A use case I've found is if you can find a deck that corresponds to a book you're reading.

I found a deck for the Rust book and it's structured such that you can see cards about things in the order you read about them. You simply read the book as usual, learning from your reading and entering code into a terminal as instructed, and then test you understanding with the cards.

When you end up reviewing older cards, you end up getting the benefits of putting them in long term memory but you also get the opportunity to make more connections as you revisit concepts which has its own benefits for deepening understanding.

I've found this makes reading the book 10x more effective. I get so much more out of it.

This all depends on having a source from which you're learning and the deck is just for testing understanding.

But yes anytime you're using Anki to learn/understand instead of to remember, you're likely misusing it. Anki is a tool for memory.

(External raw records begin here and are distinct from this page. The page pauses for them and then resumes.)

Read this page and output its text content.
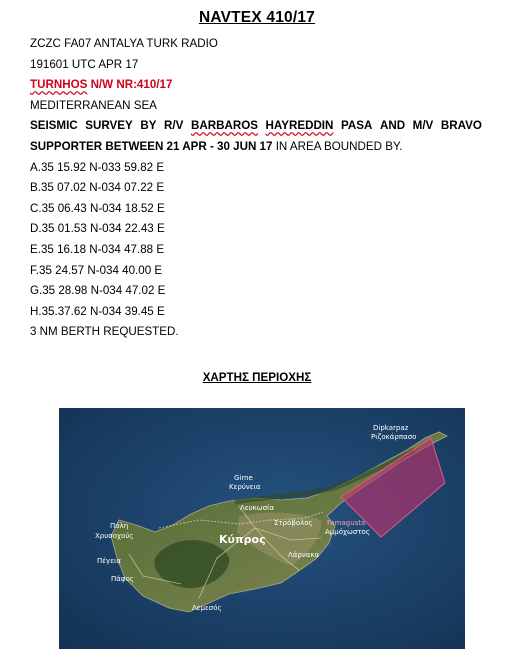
NAVTEX 410/17
ZCZC FA07 ANTALYA TURK RADIO
191601 UTC APR 17
TURNHOS N/W NR:410/17
MEDITERRANEAN SEA
SEISMIC SURVEY BY R/V BARBAROS HAYREDDIN PASA AND M/V BRAVO
SUPPORTER BETWEEN 21 APR - 30 JUN 17 IN AREA BOUNDED BY.
A.35 15.92 N-033 59.82 E
B.35 07.02 N-034 07.22 E
C.35 06.43 N-034 18.52 E
D.35 01.53 N-034 22.43 E
E.35 16.18 N-034 47.88 E
F.35 24.57 N-034 40.00 E
G.35 28.98 N-034 47.02 E
H.35.37.62 N-034 39.45 E
3 NM BERTH REQUESTED.
ΧΑΡΤΗΣ ΠΕΡΙΟΧΗΣ
Dipkarpaz
Ριζοκάρπασο
Girne
Κερύνεια
Λευκωσία
Στρόβολος Famagusta
Αμμόχωστος
Λάρνακα
Πόλη
Χρυσοχούς
Πέγεια
Πάφος
Λεμεσός
Κύπρος
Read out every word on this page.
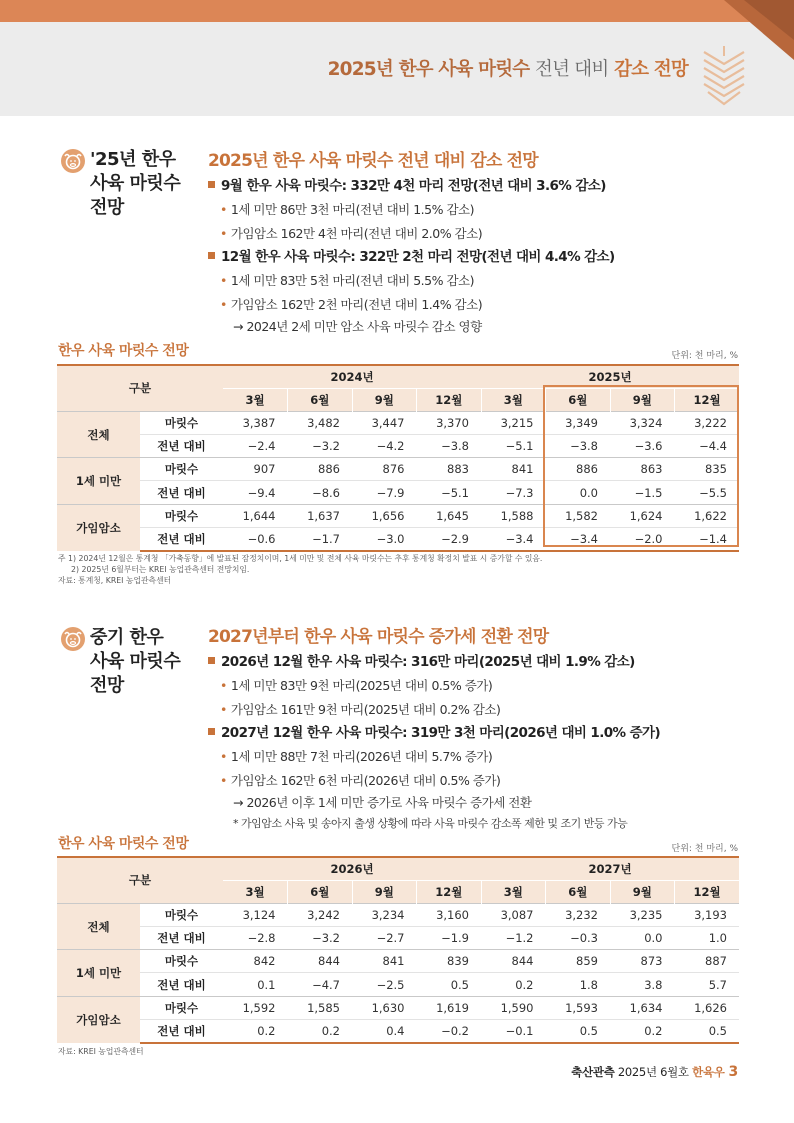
2025년 한우 사육 마릿수 전년 대비 감소 전망
'25년 한우
사육 마릿수
전망
2025년 한우 사육 마릿수 전년 대비 감소 전망
9월 한우 사육 마릿수: 332만 4천 마리 전망(전년 대비 3.6% 감소)
• 1세 미만 86만 3천 마리(전년 대비 1.5% 감소)
• 가임암소 162만 4천 마리(전년 대비 2.0% 감소)
12월 한우 사육 마릿수: 322만 2천 마리 전망(전년 대비 4.4% 감소)
• 1세 미만 83만 5천 마리(전년 대비 5.5% 감소)
• 가임암소 162만 2천 마리(전년 대비 1.4% 감소)
→ 2024년 2세 미만 암소 사육 마릿수 감소 영향
한우 사육 마릿수 전망	단위: 천 마리, %
구분		2024년				2025년			
		3월	6월	9월	12월	3월	6월	9월	12월
전체	마릿수	3,387	3,482	3,447	3,370	3,215	3,349	3,324	3,222
	전년 대비	−2.4	−3.2	−4.2	−3.8	−5.1	−3.8	−3.6	−4.4
1세 미만	마릿수	907	886	876	883	841	886	863	835
	전년 대비	−9.4	−8.6	−7.9	−5.1	−7.3	0.0	−1.5	−5.5
가임암소	마릿수	1,644	1,637	1,656	1,645	1,588	1,582	1,624	1,622
	전년 대비	−0.6	−1.7	−3.0	−2.9	−3.4	−3.4	−2.0	−1.4
주 1) 2024년 12월은 통계청 「가축동향」에 발표된 잠정치이며, 1세 미만 및 전체 사육 마릿수는 추후 통계청 확정치 발표 시 증가할 수 있음.
2) 2025년 6월부터는 KREI 농업관측센터 전망치임.
자료: 통계청, KREI 농업관측센터
중기 한우
사육 마릿수
전망
2027년부터 한우 사육 마릿수 증가세 전환 전망
2026년 12월 한우 사육 마릿수: 316만 마리(2025년 대비 1.9% 감소)
• 1세 미만 83만 9천 마리(2025년 대비 0.5% 증가)
• 가임암소 161만 9천 마리(2025년 대비 0.2% 감소)
2027년 12월 한우 사육 마릿수: 319만 3천 마리(2026년 대비 1.0% 증가)
• 1세 미만 88만 7천 마리(2026년 대비 5.7% 증가)
• 가임암소 162만 6천 마리(2026년 대비 0.5% 증가)
→ 2026년 이후 1세 미만 증가로 사육 마릿수 증가세 전환
* 가임암소 사육 및 송아지 출생 상황에 따라 사육 마릿수 감소폭 제한 및 조기 반등 가능
한우 사육 마릿수 전망	단위: 천 마리, %
구분		2026년				2027년			
		3월	6월	9월	12월	3월	6월	9월	12월
전체	마릿수	3,124	3,242	3,234	3,160	3,087	3,232	3,235	3,193
	전년 대비	−2.8	−3.2	−2.7	−1.9	−1.2	−0.3	0.0	1.0
1세 미만	마릿수	842	844	841	839	844	859	873	887
	전년 대비	0.1	−4.7	−2.5	0.5	0.2	1.8	3.8	5.7
가임암소	마릿수	1,592	1,585	1,630	1,619	1,590	1,593	1,634	1,626
	전년 대비	0.2	0.2	0.4	−0.2	−0.1	0.5	0.2	0.5
자료: KREI 농업관측센터
축산관측 2025년 6월호 한육우 3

That sounds like an awesome experience. Can you please share the links to the deck and the book?


When anyone mentions the Rust book, they're talking about the recommended place to start in the Rust community: https://doc.rust-lang.org/book/

To find a shared deck, I usually go here: https://ankiweb.net/shared/decks

Search for "rust".

You'll find two decks with 550-560 cards.

The older one was the original and whoever created it did most of the work and should be blessed by the heavens.

The newer one took the older one, and replaced the screenshots of code with markdown equivalents so they could be rendered by Anki while saving memory. You can see this in the difference in the number of images between the two decks. This is the one I'd download and use.


Thanks a lot!


Somewhat related: you might dig Andy Matuschak's Quantum Country project, which aims to incorporate a text's flash cards inside the text itself.

https://quantum.country/

Later edit: I should have said "Andy Matuschak and Michael Nielson's".


I love Andy Matuschak! His podcast with Dwarkesh was so enlightening and his blog is great as well. He's one of those people whose work I go back and read every couple of months and I always learn something new


Wow, I've been looking for this. Thanks for sharing!